Adaptación de Grian A. Cutanda (2018).

Bajo licencia Creative Commons CC BY-NC-SA.

 

Comentarios

Es éste el cuento Jãtaka nº 28, el Nandivisãla-Jãtaka, donde Nandi-Visãla significa, precisamente, Gran Júbilo.

Existe una historia similar, también un relato Jãtaka, el nº 29, el Kaņha-Jãtaka (Cowell, 1895, pp. 73-74), en el que un toro, alimentado y cuidado por una anciana pobre, arrastra 500 carros con la intención de obtener una buena suma de dinero para aliviar de algún modo su pobreza.

En el Avataṃsaka Sūtra, un importante texto del budismo mahãyãna, aparece el término Gran Júbilo asociado a la primera etapa (o sendero de la apercepción) del sendero del Bodhisattva. De esta etapa se dice que «estando cerca de la iluminación y viendo su beneficio para todos los seres sintientes, uno alcanza un gran júbilo, de ahí el nombre. En este bhumi (sendero de apercepción), los bodhisattvas practican todas las perfecciones (…) pero inciden especialmente en la generosidad”  (Bodhisattva, n.d.).
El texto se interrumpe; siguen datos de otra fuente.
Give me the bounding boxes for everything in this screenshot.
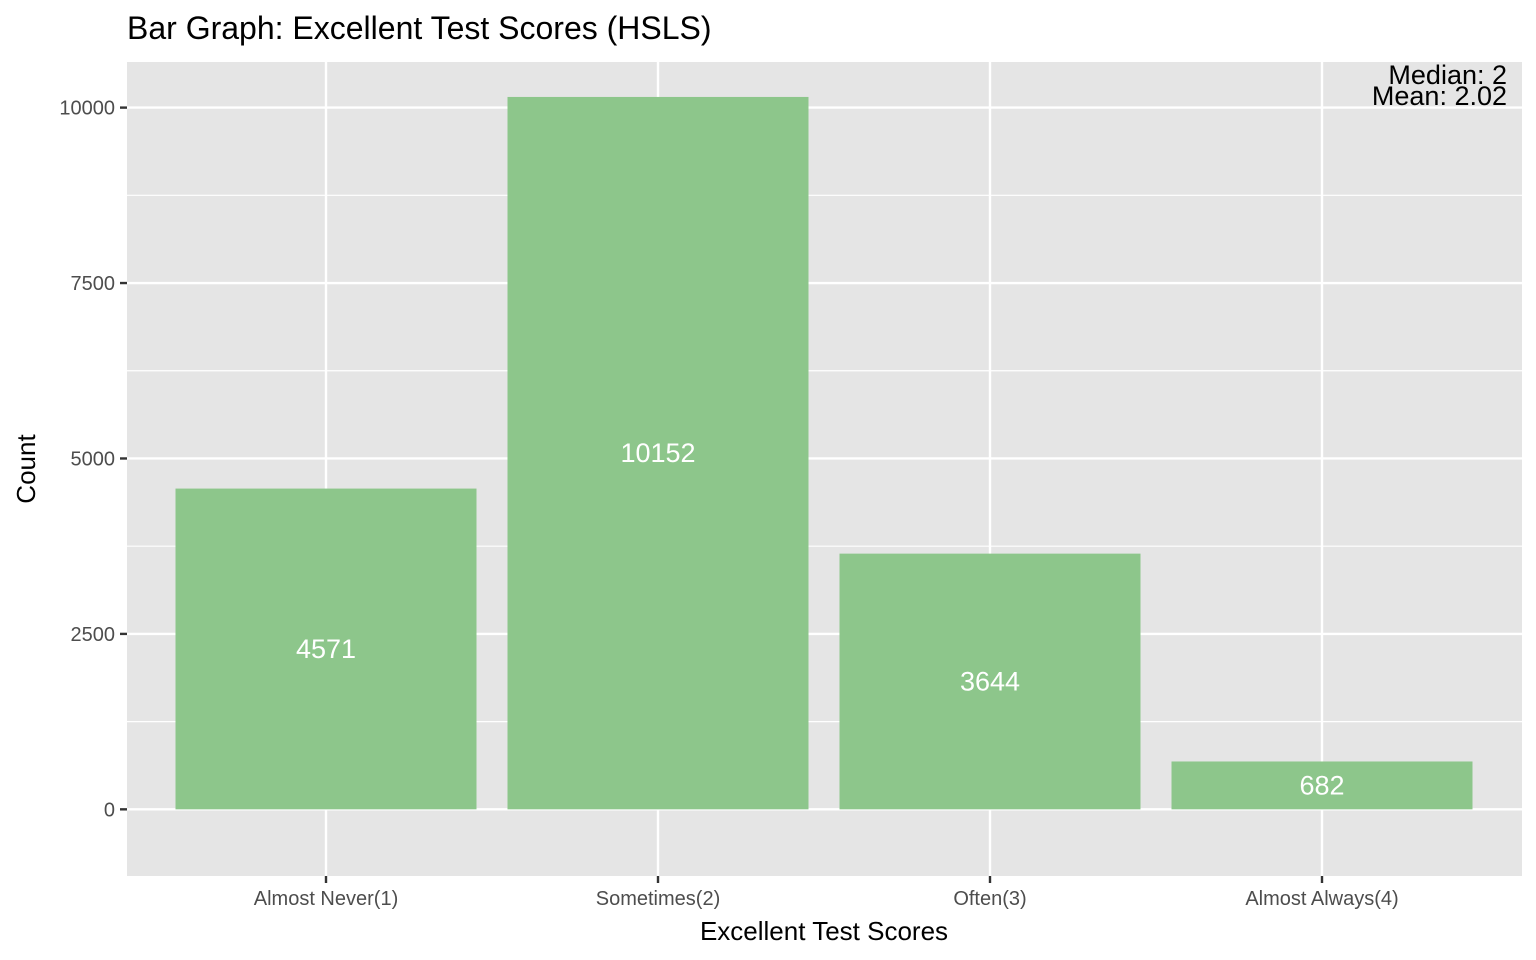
y-axis: 0 2500 5000 7500 10000 [59, 98, 127, 821]
bar [507, 96, 809, 810]
mean-annotation: Mean: 2.02 [1372, 81, 1507, 111]
chart-title: Bar Graph: Excellent Test Scores (HSLS) [127, 10, 712, 46]
y-tick-label: 10000 [59, 98, 115, 120]
bar [1171, 761, 1473, 810]
median-annotation: Median: 2 [1388, 60, 1507, 90]
x-tick-label: Sometimes(2) [596, 888, 720, 910]
x-axis-title: Excellent Test Scores [700, 916, 948, 946]
y-tick-label: 7500 [71, 273, 116, 295]
bar-value-label: 4571 [296, 634, 356, 664]
x-axis: Almost Never(1) Sometimes(2) Often(3) Almos… [254, 876, 1399, 910]
bar-value-label: 682 [1299, 770, 1344, 800]
x-tick-label: Often(3) [953, 888, 1026, 910]
x-tick-label: Almost Never(1) [254, 888, 398, 910]
y-tick-label: 5000 [71, 448, 116, 470]
y-axis-title: Count [11, 434, 41, 504]
bar-value-label: 10152 [620, 438, 695, 468]
bars [175, 96, 1473, 810]
bar [839, 553, 1141, 810]
bar [175, 488, 477, 810]
bar-value-label: 3644 [960, 666, 1020, 696]
x-tick-label: Almost Always(4) [1245, 888, 1398, 910]
bar-value-labels: 4571 10152 3644 682 [296, 438, 1345, 800]
y-tick-label: 2500 [71, 624, 116, 646]
y-tick-label: 0 [104, 799, 115, 821]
Esta adaptación se ha basado en la traducción de los Jãtakas originales realizada por Robert Chalmers, y en las adaptaciones de Martin (1999) y Anderson (1995).

 

Fuentes

  • Anderson, T. (1995). The bull called Delightful. In Buddhist Tales for Young and Old, Vol. 1, pp. 128-132. Tullera, Australia: Buddha Dharma Education Association Inc.
  • Bodhisattva (n.d.). In Wikipedia. Retrieved 18 August, 2018, from https://en.wikipedia.org/wiki/Bodhisattva.
  • Cowell, E. B. (ed.) (1895). The Jataka or Stories of the Buddha’s Former Births, Vol. I (trad. Robert Chalmers). Cambridge: Cambridge University Press, pp. 73-74.
  • Martin, R. (1999). Great Joy, the ox. In The Hungry Tigress: Buddhist Myths, Legends and Jataka Tales, pp. 79-86. Cambridge, MA: Yellow Moon Press.

 

Texto asociado de la Carta de la Tierra

Principio 15a: Prevenir la crueldad contra los animales que se mantengan en las sociedades humanas y protegerlos del sufrimiento.

 

Otros fragmentos de la Carta que puede ilustrar

Principio 2: Cuidar la comunidad de la vida con entendimiento, compasión y amor.

 

Principio 15: Tratar a todos los seres vivientes con respeto y consideración.